The complex dynamics underpinning Māori Television are the subject of a book by Associate Professor Jo Smith from the School of English, Film, Theatre, Media and Communication, and Art History at Victoria University of Wellington.
A rare example of a Māori-centred media project, her book Māori Television: The First Ten Years is believed to be the first in-depth study of Māori Television by university researchers. It is her first book, although she has written book chapters and articles in journals such as Arena, Continuum, Transnational Cinemas, Settler Colonial Studies and AlterNative: An International Journal of Indigenous Peoples.
Associate Professor Smith (Waitaha, Kati Māmoe and Kāi Tahu) says the work reflects her long-term commitment to the cultural politics attached to television, media and popular culture more generally. A women’s studies major whose PhD topic examined colonial stereotypes in arthouse cinema, Associate Professor Smith has always been interested in the politics of identity.

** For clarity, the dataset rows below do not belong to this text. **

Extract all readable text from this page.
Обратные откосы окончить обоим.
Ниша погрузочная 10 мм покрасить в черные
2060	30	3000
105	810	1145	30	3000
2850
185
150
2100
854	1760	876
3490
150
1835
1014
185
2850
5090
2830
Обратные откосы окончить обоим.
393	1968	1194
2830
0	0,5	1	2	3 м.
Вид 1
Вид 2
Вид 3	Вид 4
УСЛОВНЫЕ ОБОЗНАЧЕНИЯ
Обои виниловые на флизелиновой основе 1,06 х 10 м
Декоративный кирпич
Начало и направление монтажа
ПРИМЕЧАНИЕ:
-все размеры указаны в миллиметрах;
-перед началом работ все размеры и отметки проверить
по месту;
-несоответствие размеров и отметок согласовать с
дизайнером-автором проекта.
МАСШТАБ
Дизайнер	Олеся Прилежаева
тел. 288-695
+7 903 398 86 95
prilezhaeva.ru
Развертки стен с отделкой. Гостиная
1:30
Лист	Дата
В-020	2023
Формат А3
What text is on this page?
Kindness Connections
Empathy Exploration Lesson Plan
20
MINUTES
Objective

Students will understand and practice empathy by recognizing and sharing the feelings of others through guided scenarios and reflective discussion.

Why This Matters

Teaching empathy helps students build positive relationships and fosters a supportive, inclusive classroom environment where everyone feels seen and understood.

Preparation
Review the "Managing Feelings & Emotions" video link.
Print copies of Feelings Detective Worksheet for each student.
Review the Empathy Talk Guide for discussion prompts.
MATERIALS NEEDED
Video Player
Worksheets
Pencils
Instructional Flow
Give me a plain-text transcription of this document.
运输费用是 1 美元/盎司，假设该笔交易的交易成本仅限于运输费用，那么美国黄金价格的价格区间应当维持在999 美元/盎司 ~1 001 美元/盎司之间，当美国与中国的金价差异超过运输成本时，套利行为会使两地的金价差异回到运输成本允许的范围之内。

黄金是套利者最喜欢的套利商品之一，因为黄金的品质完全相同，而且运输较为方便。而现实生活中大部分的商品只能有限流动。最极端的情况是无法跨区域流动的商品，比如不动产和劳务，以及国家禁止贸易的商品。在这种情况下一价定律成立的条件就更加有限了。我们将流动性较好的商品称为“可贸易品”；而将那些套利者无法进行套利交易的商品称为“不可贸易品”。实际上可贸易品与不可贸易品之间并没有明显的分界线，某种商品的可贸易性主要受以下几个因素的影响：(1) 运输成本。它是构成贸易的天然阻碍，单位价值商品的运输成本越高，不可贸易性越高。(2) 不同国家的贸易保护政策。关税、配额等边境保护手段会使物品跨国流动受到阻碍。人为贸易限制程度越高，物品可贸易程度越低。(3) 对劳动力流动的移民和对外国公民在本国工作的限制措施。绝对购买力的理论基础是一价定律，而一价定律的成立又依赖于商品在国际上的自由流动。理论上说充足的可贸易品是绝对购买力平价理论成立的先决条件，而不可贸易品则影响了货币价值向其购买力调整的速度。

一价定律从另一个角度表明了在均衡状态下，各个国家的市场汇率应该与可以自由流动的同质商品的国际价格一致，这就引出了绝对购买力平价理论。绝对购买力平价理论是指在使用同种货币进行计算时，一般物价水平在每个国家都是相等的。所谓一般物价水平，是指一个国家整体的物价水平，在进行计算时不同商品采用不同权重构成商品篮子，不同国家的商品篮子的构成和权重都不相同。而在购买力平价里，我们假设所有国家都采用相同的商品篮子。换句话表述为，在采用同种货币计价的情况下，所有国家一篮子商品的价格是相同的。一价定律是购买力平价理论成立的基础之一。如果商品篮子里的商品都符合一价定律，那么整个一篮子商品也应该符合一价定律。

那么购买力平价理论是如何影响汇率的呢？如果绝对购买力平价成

Her book is the result of an externally funded project that was awarded a $770,000 Marsden Fund grant from Government funding managed by the Royal Society of New Zealand. The grant funded the three-year investigation into Māori Television’s contribution to political and cultural revitalisation for Māori, and how it has shaped notions of nationhood since its launch.
Māori Television: The First 10 Years features interviews with more than 50 members of the Māori media sector, including language advocates, viewers, academics, independent producers and Māori Television staff members. For the first year of the project, Associate Professor Smith carried out the interviews along with Dr Sue Abel, from the Department of Māori Studies at the University of Auckland.
“The project took a media studies and Māori studies approach, drawing on interviews and focus groups as well as close analysis of policy documents and programming,” says Associate Professor Smith.
“I felt kōrero with Māori media sector participants was a very important aspect of the project. There’s a real richness to the stories told about delivering Māori television to its various audiences.
“To engage with this kōrero well, you have to be an empathetic and careful listener and be prepared to have your own thinking shifted, and enlivened, by those you have engaged with.”
When Māori Television was set up, its mandate was to protect and promote te reo Māori and tikanga Māori; to inform, educate and entertain a broad viewing audience; and to enrich New Zealand society, culture and heritage. As a Treaty of Waitangi-based organisation, says Associate Professor Smith, it is under pressure to be innovative and also inclusive.
Despite the many different ways Māori Television is held to account, Associate Professor Smith believes its first decade has been a success.
“Māori Television has done an incredible job. It is a crucial contributor to language revitalisation and an agent of change in terms of thinking about cultural citizenship,” she says.
“It’s also leading the way in terms of how indigenous media can be made. It doesn’t just contribute to notions of New Zealand nationhood, it shines a light on issues shared by indigenous cultures globally.”
Associate Professor Smith says challenges for the channel include being responsive and accountable to its audiences. There’s also the question of its relationship to the state, which has been criticised by some commentators.
“Māori Television is an agent of change, but it is also an institution tied to state benevolence, and some people say that is holding it back.”
There may not be a definitive answer to the question of whether Māori Television is Māori enough, says Associate Professor Smith.
“Some people say Māori Television is Pākehā television with a brown face because it mimics existing genres and is state-funded and not Māori enough. We need to have a healthy public space where we can debate these questions, and we need to be robust enough to have that debate, especially given the lack of investment in public service TV more generally.”
While the media industry is tied to ratings, Associate Professor Smith regards them as a crude measure of success. She suggests we need kaupapa-based means of evaluating Māori Television, similar to those already used in parts of the health, environment and education sectors, to determine whether the channel fosters hauora, or well-being, and its relationship to underlying issues of tino rangatiratanga, or sovereignty.
While Associate Professor Smith says it’s important to take a longitudinal view of Māori Television’s impact, she believes we can already say it has increased the level of te reo Māori heard on the air, produced some outstanding te reo-speaking role models, and been innovative in its programming.
“We need te reo in our homes, our streets, our schools. Māori Television is a crucial archive for the future, and it is a taonga for Aotearoa.”